Dünyanın hızına ve kargaşasına karşı eleştiri niteliğinde bir albümle 7 yıllık araya son veren Özgür Ay, yeni albümü “Seslenebilsen Duymayanlara” ile müzik piyasasına sıkı bir geri dönüş yaptı. “Müzisyenler bu ülkede hep sahipsiz olmuş” diyen Ay ile bir araya geldik ve müziğinin dilini ve yeni albümünü konuştuk.

Siz makine mühendisisiniz aynı zamanda da müzisyen. Farklı görülen bu iki meslek arasında sizce benzerlik var mı?

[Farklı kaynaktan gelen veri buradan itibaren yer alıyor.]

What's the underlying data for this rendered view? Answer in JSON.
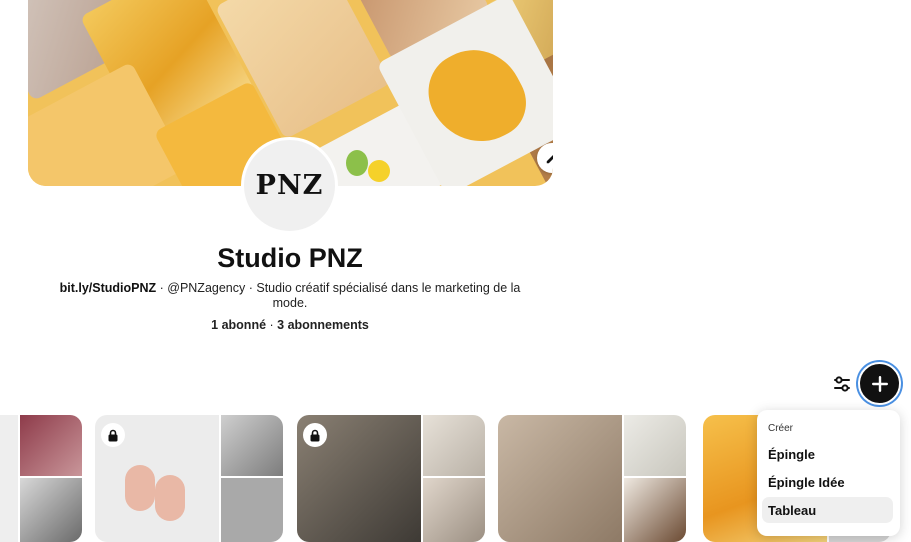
{
  "profile": {
    "avatar_text": "PNZ",
    "name": "Studio PNZ",
    "link": "bit.ly/StudioPNZ",
    "bio_rest": " · @PNZagency · Studio créatif spécialisé dans le marketing de la mode.",
    "followers": "1 abonné",
    "separator": " · ",
    "following": "3 abonnements"
  },
  "toolbar": {
    "filter_icon": "sliders-icon",
    "add_icon": "plus-icon"
  },
  "boards": [
    {
      "private": false
    },
    {
      "private": true
    },
    {
      "private": true
    },
    {
      "private": false
    },
    {
      "private": false
    }
  ],
  "create_menu": {
    "title": "Créer",
    "items": [
      "Épingle",
      "Épingle Idée",
      "Tableau"
    ],
    "highlighted": "Tableau"
  },
  "colors": {
    "accent": "#111111",
    "focus_ring": "#4a90e2"
  }
}
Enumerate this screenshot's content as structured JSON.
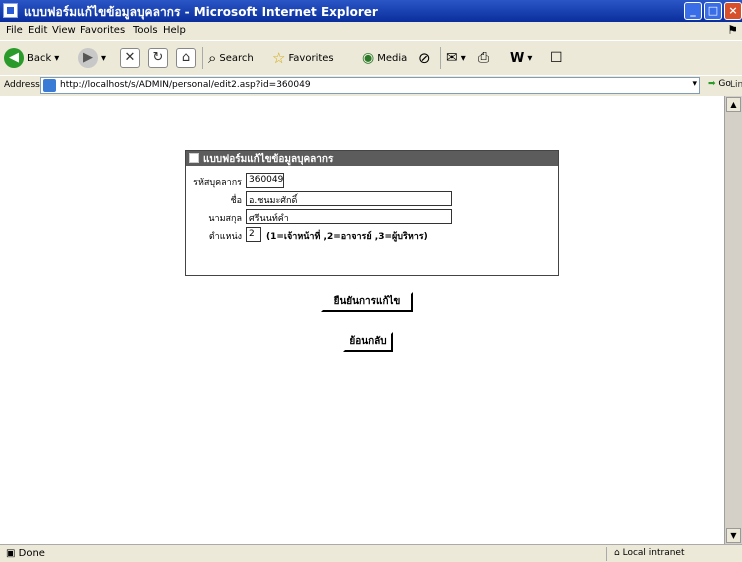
{
  "window": {
    "title": "แบบฟอร์มแก้ไขข้อมูลบุคลากร - Microsoft Internet Explorer",
    "min": "_",
    "max": "□",
    "close": "×"
  },
  "menu": {
    "file": "File",
    "edit": "Edit",
    "view": "View",
    "favorites": "Favorites",
    "tools": "Tools",
    "help": "Help"
  },
  "toolbar": {
    "back": "Back",
    "search": "Search",
    "favorites": "Favorites",
    "media": "Media"
  },
  "address": {
    "label": "Address",
    "url": "http://localhost/s/ADMIN/personal/edit2.asp?id=360049",
    "go": "Go",
    "links": "Links"
  },
  "form": {
    "header": "แบบฟอร์มแก้ไขข้อมูลบุคลากร",
    "fields": {
      "id_label": "รหัสบุคลากร",
      "id_value": "360049",
      "name_label": "ชื่อ",
      "name_value": "อ.ชนมะศักดิ์",
      "surname_label": "นามสกุล",
      "surname_value": "ศรีนนท์คำ",
      "position_label": "ตำแหน่ง",
      "position_value": "2",
      "position_hint": "(1=เจ้าหน้าที่ ,2=อาจารย์ ,3=ผู้บริหาร)"
    },
    "save_label": "ยืนยันการแก้ไข",
    "back_label": "ย้อนกลับ"
  },
  "status": {
    "text": "Done",
    "zone": "Local intranet"
  },
  "colors": {
    "titlebar": "#0a2e9c",
    "chrome": "#ece9d8",
    "form_header": "#5c5c5c"
  }
}
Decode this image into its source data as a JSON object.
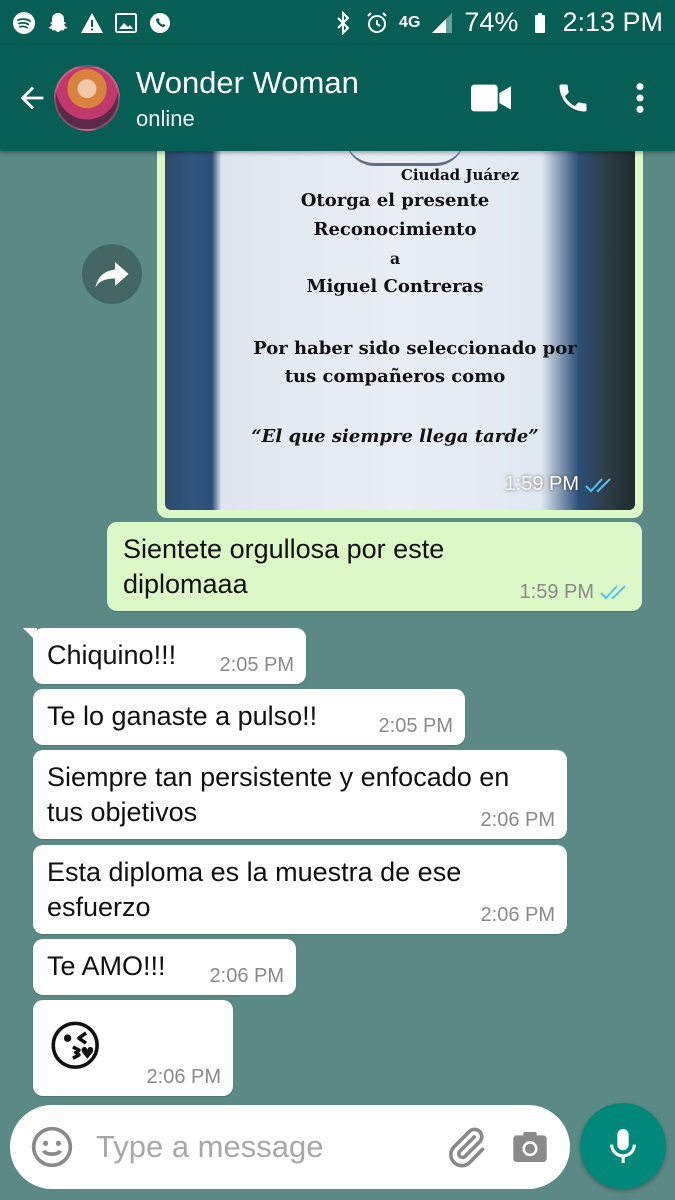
{
  "status_bar": {
    "battery": "74%",
    "time": "2:13 PM",
    "network": "4G",
    "icons": [
      "spotify-icon",
      "snapchat-icon",
      "warning-icon",
      "image-icon",
      "whatsapp-icon",
      "bluetooth-icon",
      "alarm-icon",
      "signal-icon",
      "battery-icon"
    ]
  },
  "header": {
    "contact_name": "Wonder Woman",
    "status": "online",
    "icons": [
      "back-arrow-icon",
      "video-call-icon",
      "phone-icon",
      "more-options-icon"
    ]
  },
  "image_message": {
    "diploma_lines": [
      "Ciudad Juárez",
      "Otorga el presente",
      "Reconocimiento",
      "a",
      "Miguel Contreras",
      "Por haber sido seleccionado por",
      "tus compañeros como",
      "“El que siempre llega tarde”"
    ],
    "time": "1:59 PM",
    "read": true
  },
  "messages": [
    {
      "direction": "out",
      "text": "Sientete orgullosa por este diplomaaa",
      "time": "1:59 PM",
      "read": true
    },
    {
      "direction": "in",
      "text": "Chiquino!!!",
      "time": "2:05 PM"
    },
    {
      "direction": "in",
      "text": "Te lo ganaste a pulso!!",
      "time": "2:05 PM"
    },
    {
      "direction": "in",
      "text": "Siempre tan persistente y enfocado en tus objetivos",
      "time": "2:06 PM"
    },
    {
      "direction": "in",
      "text": "Esta diploma es la muestra de ese esfuerzo",
      "time": "2:06 PM"
    },
    {
      "direction": "in",
      "text": "Te AMO!!!",
      "time": "2:06 PM"
    },
    {
      "direction": "in",
      "text": "😘",
      "time": "2:06 PM"
    }
  ],
  "composer": {
    "placeholder": "Type a message"
  },
  "colors": {
    "header": "#075e54",
    "chat_bg": "#5b8a86",
    "outgoing": "#dcf8c6",
    "incoming": "#ffffff",
    "read_ticks": "#4fc3f7",
    "mic_button": "#00897b"
  }
}
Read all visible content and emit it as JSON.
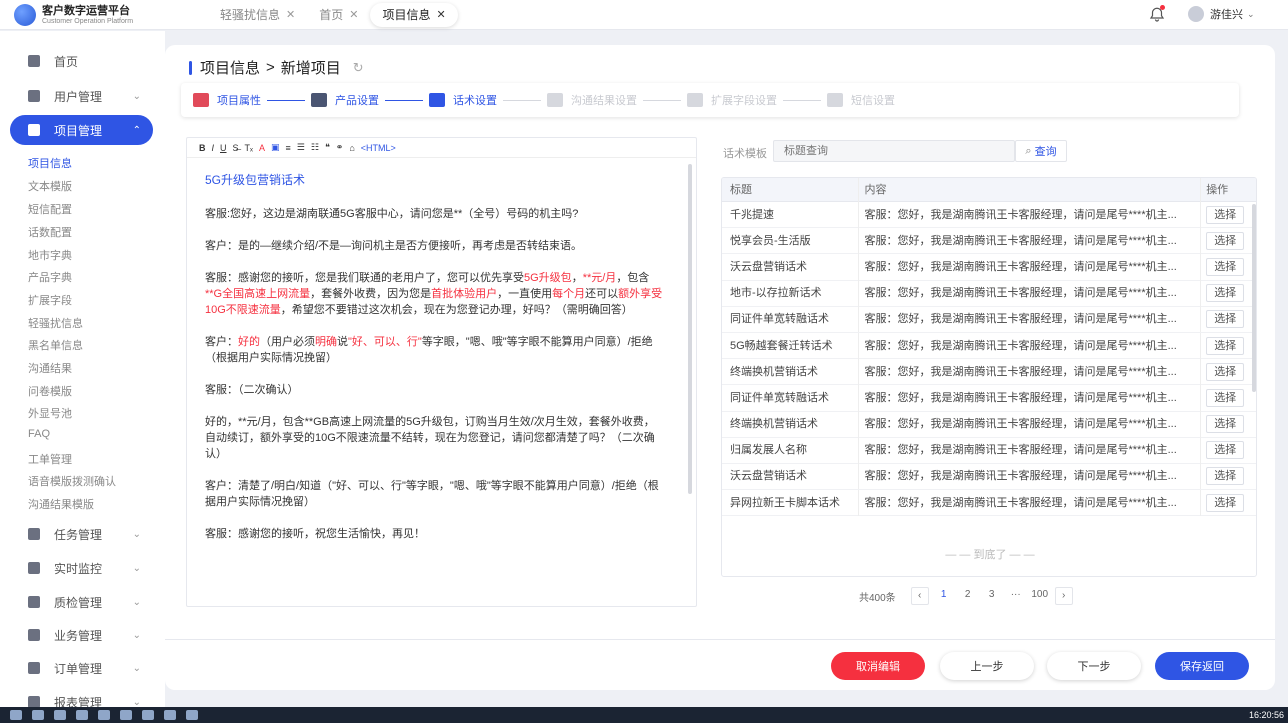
{
  "app": {
    "title": "客户数字运营平台",
    "subtitle": "Customer Operation Platform"
  },
  "tabs": [
    {
      "label": "轻骚扰信息"
    },
    {
      "label": "首页"
    },
    {
      "label": "项目信息"
    }
  ],
  "user": {
    "name": "游佳兴"
  },
  "sidebar": {
    "top_items": [
      {
        "label": "首页",
        "icon": "home-icon"
      },
      {
        "label": "用户管理",
        "icon": "users-icon"
      },
      {
        "label": "项目管理",
        "icon": "project-icon"
      }
    ],
    "sub_items": [
      "项目信息",
      "文本模版",
      "短信配置",
      "话数配置",
      "地市字典",
      "产品字典",
      "扩展字段",
      "轻骚扰信息",
      "黑名单信息",
      "沟通结果",
      "问卷模版",
      "外显号池",
      "FAQ",
      "工单管理",
      "语音模版拨测确认",
      "沟通结果模版"
    ],
    "bottom_items": [
      {
        "label": "任务管理"
      },
      {
        "label": "实时监控"
      },
      {
        "label": "质检管理"
      },
      {
        "label": "业务管理"
      },
      {
        "label": "订单管理"
      },
      {
        "label": "报表管理"
      }
    ]
  },
  "breadcrumb": {
    "parent": "项目信息",
    "sep": ">",
    "current": "新增项目"
  },
  "steps": [
    {
      "label": "项目属性",
      "state": "done"
    },
    {
      "label": "产品设置",
      "state": "done"
    },
    {
      "label": "话术设置",
      "state": "active"
    },
    {
      "label": "沟通结果设置",
      "state": "todo"
    },
    {
      "label": "扩展字段设置",
      "state": "todo"
    },
    {
      "label": "短信设置",
      "state": "todo"
    }
  ],
  "editor": {
    "toolbar": [
      "B",
      "I",
      "U",
      "S̶",
      "Tₓ",
      "A",
      "▣",
      "≡",
      "☰",
      "☷",
      "❝",
      "⚭",
      "⌂",
      "<HTML>"
    ],
    "title": "5G升级包营销话术",
    "p1": "客服:您好，这边是湖南联通5G客服中心，请问您是**（全号）号码的机主吗?",
    "p2": "客户：是的—继续介绍/不是—询问机主是否方便接听，再考虑是否转结束语。",
    "p3a": "客服：感谢您的接听，您是我们联通的老用户了，您可以优先享受",
    "p3r1": "5G升级包",
    "p3b": "，",
    "p3r2": "**元/月",
    "p3c": "，包含",
    "p3r3": "**G全国高速上网流量",
    "p3d": "，套餐外收费，因为您是",
    "p3r4": "首批体验用户",
    "p3e": "，一直使用",
    "p3r5": "每个月",
    "p3f": "还可以",
    "p3r6": "额外享受10G不限速流量",
    "p3g": "，希望您不要错过这次机会，现在为您登记办理，好吗？（需明确回答）",
    "p4a": "客户：",
    "p4r1": "好的",
    "p4b": "（用户必须",
    "p4r2": "明确",
    "p4c": "说",
    "p4r3": "\"好、可以、行\"",
    "p4d": "等字眼，\"嗯、哦\"等字眼不能算用户同意）/拒绝（根据用户实际情况挽留）",
    "p5": "客服：（二次确认）",
    "p6": "好的，**元/月，包含**GB高速上网流量的5G升级包，订购当月生效/次月生效，套餐外收费，自动续订，额外享受的10G不限速流量不结转，现在为您登记，请问您都清楚了吗？（二次确认）",
    "p7": "客户：清楚了/明白/知道（\"好、可以、行\"等字眼，\"嗯、哦\"等字眼不能算用户同意）/拒绝（根据用户实际情况挽留）",
    "p8": "客服：感谢您的接听，祝您生活愉快，再见！"
  },
  "template": {
    "label": "话术模板",
    "placeholder": "标题查询",
    "search_btn": "查询",
    "headers": [
      "标题",
      "内容",
      "操作"
    ],
    "rows": [
      {
        "title": "千兆提速",
        "content": "客服：您好，我是湖南腾讯王卡客服经理，请问是尾号****机主...",
        "action": "选择"
      },
      {
        "title": "悦享会员-生活版",
        "content": "客服：您好，我是湖南腾讯王卡客服经理，请问是尾号****机主...",
        "action": "选择"
      },
      {
        "title": "沃云盘营销话术",
        "content": "客服：您好，我是湖南腾讯王卡客服经理，请问是尾号****机主...",
        "action": "选择"
      },
      {
        "title": "地市-以存拉新话术",
        "content": "客服：您好，我是湖南腾讯王卡客服经理，请问是尾号****机主...",
        "action": "选择"
      },
      {
        "title": "同证件单宽转融话术",
        "content": "客服：您好，我是湖南腾讯王卡客服经理，请问是尾号****机主...",
        "action": "选择"
      },
      {
        "title": "5G畅越套餐迁转话术",
        "content": "客服：您好，我是湖南腾讯王卡客服经理，请问是尾号****机主...",
        "action": "选择"
      },
      {
        "title": "终端换机营销话术",
        "content": "客服：您好，我是湖南腾讯王卡客服经理，请问是尾号****机主...",
        "action": "选择"
      },
      {
        "title": "同证件单宽转融话术",
        "content": "客服：您好，我是湖南腾讯王卡客服经理，请问是尾号****机主...",
        "action": "选择"
      },
      {
        "title": "终端换机营销话术",
        "content": "客服：您好，我是湖南腾讯王卡客服经理，请问是尾号****机主...",
        "action": "选择"
      },
      {
        "title": "归属发展人名称",
        "content": "客服：您好，我是湖南腾讯王卡客服经理，请问是尾号****机主...",
        "action": "选择"
      },
      {
        "title": "沃云盘营销话术",
        "content": "客服：您好，我是湖南腾讯王卡客服经理，请问是尾号****机主...",
        "action": "选择"
      },
      {
        "title": "异网拉新王卡脚本话术",
        "content": "客服：您好，我是湖南腾讯王卡客服经理，请问是尾号****机主...",
        "action": "选择"
      }
    ],
    "end_text": "— — 到底了 — —"
  },
  "pager": {
    "total": "共400条",
    "pages": [
      "1",
      "2",
      "3",
      "···",
      "100"
    ]
  },
  "footer": {
    "cancel": "取消编辑",
    "prev": "上一步",
    "next": "下一步",
    "save": "保存返回"
  },
  "taskbar": {
    "time": "16:20:56"
  },
  "colors": {
    "primary": "#2f55e4",
    "danger": "#f5303f"
  }
}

Buna net bir cevap veremem ama mühendislik ile sanat beraber ilerler hele ki müzik bana göre bilimsel gelişmelere kendisini en kolay evirebilen sanat dalı. Elektro gitar müziği için önce elektriğin bulunması gerekirdi, bu açıdan “rock” belki de ilk modern teknoloji müziği olarak gelecekte anılacaktır. Her iki branşın da metotları farklı, ikisini ayrı tutup benzerliğini değil de, birbirinin içine geçmişliğini konuşmak sanırım daha faydalı olur, hadi şöyle bir teori atalım ortaya isteyen zaman ayırıp düşünsün, “mühendislik müziği biçimlendirir müzik ise mühendisi biçimlendirir.”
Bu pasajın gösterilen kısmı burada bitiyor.